If you are following events here in Australia, you may be aware that the Climate Commission released its first report yesterday. Entitled The Critical Decade, it aims to “provide up-to-date information on the science of climate change and the implications of this knowledge for societal responses, both for mitigation strategies and for the analysis of and responses to risks that climate change poses for Australia.”
Roger’s blog post yesterday on Australian Bushfire Damage and Climate Change is a bit of a giveaway as to where my main interest lies in the report, the section on ‘Extreme events’. In this post, I will focus only on the sub-section dedicated to ‘Bushfire intensity and frequency’.
My main issue is the report’s use of a key reference, the study by Cai et al. (2009c, full citation below) entitled “Positive Indian Ocean dipole events precondition southeast Australia bushfires”, to support the statement that
“the intensity and seasonality of large bushfires in southeast Australia appears to be changing, with climate change a possible contributing factor”While I have no issue with the Cai et al. study itself (we cited this in our recent bushfire paper), at best, the use of it in the Commission’s report is clumsy, and at worst, misleading.
The first thing that has been lost in translation (some may argue I am splitting hairs here) is while the Cai et al. paper has the words ‘southeast Australia bushfires’ in its title, it is actually focused exclusively on Victorian bushfires. Thus, it does not fully support the statement above, nor does it discuss the 2003 Canberra bushfires.
More important is that the definition used in Cai et al. to categorise historical Victorian bushfire seasons (1950-2009) as ‘significant’ incorporates historical impacts (fatalities, property, livestock losses) rather than meteorological variables. If the purpose of the bushfire sub-section of the Commission’s report is to discuss the bushfire hazard, which I believe to be the case based on my reading of other Extreme events sub-sections, then it makes no sense to refer to a paper that incorporates impacts.
In other words, it is nonsensical to report on possible changes in bushfire hazard intensity using a measure of bushfire intensity that incorporates impacts.
If instead the statement in the report was referring to impacts, then why was the conclusion from our research not cited here – that there is no discernable evidence that the normalized Australian bushfire building damage (1925-2009) is being influenced by climate change due to the emission of greenhouse gases (PDF)?
While it may not materially change the results of Cai et al., it is also worth mentioning that the impacts used to classify historically significant Victorian summer bushfire seasons were not normalized.
Lastly, the Cai et al. conclusions relating to climate change focus on the possibility of bushfire risk increasing in the future and do not relate to the influence climate change has had to date.
In sum, as far as the bushfire sub-section of the Climate Commission’s report is concerned, it seems that both accuracy and clarity have been sacrificed for economy.

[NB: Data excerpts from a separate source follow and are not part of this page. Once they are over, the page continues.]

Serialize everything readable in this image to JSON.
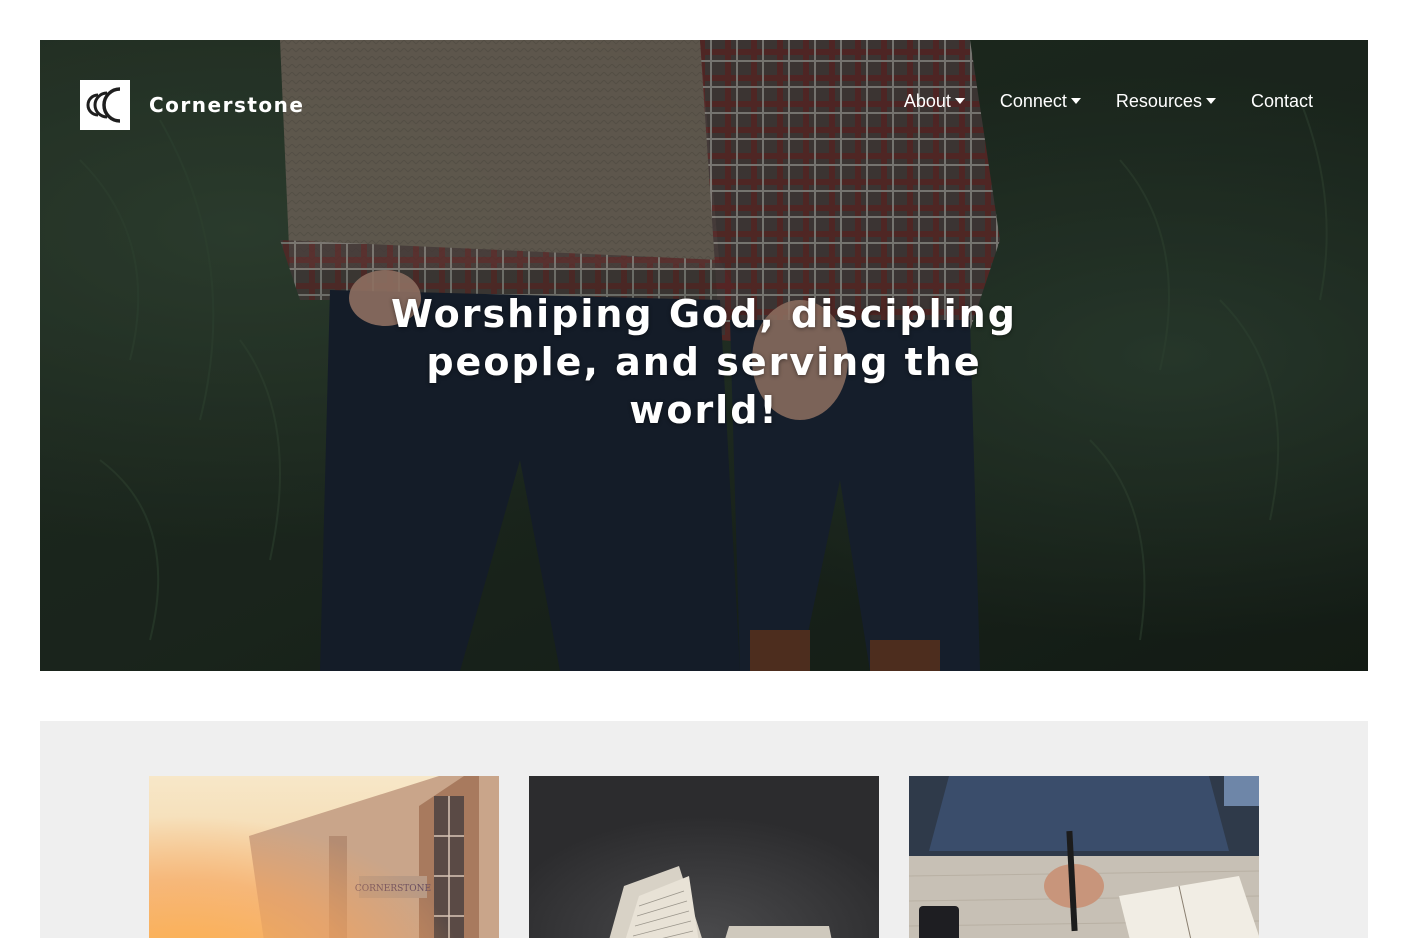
{
  "brand": {
    "name": "Cornerstone",
    "logo_icon": "cornerstone-ccc-logo"
  },
  "nav": {
    "items": [
      {
        "label": "About",
        "has_dropdown": true
      },
      {
        "label": "Connect",
        "has_dropdown": true
      },
      {
        "label": "Resources",
        "has_dropdown": true
      },
      {
        "label": "Contact",
        "has_dropdown": false
      }
    ]
  },
  "hero": {
    "headline": "Worshiping God, discipling people, and serving the world!",
    "image": "couple-holding-hands-photo"
  },
  "cards": [
    {
      "image": "church-building-photo"
    },
    {
      "image": "open-bible-photo"
    },
    {
      "image": "bible-study-notes-photo"
    }
  ],
  "colors": {
    "section_background": "#efefef",
    "nav_text": "#ffffff"
  }
}
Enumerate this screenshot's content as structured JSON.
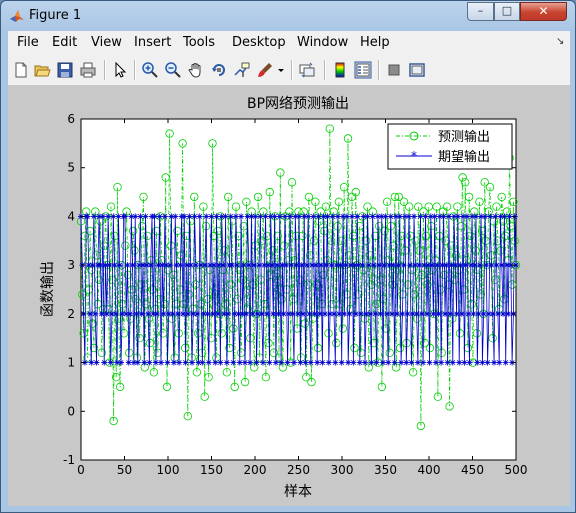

And that, unfortunately, will always do far more harm than good.
References
Cai, W., T. Cowan, and M. Raupach, 2009c: Positive Indian Ocean dipole events precondition southeast Australia bushfires. Geophys. Res. Lett., 36, L19710, doi:10.1029/2009GL039902.
Crompton, R. P., K. J. McAneney, K. Chen, R. A. Pielke Jr., and K. Haynes, 2010. Influence of Location, Population and Climate on Building Damage and Fatalities due to Australian Bushfire: 1925-2009. Weather, Climate, and Society, 2:300-310.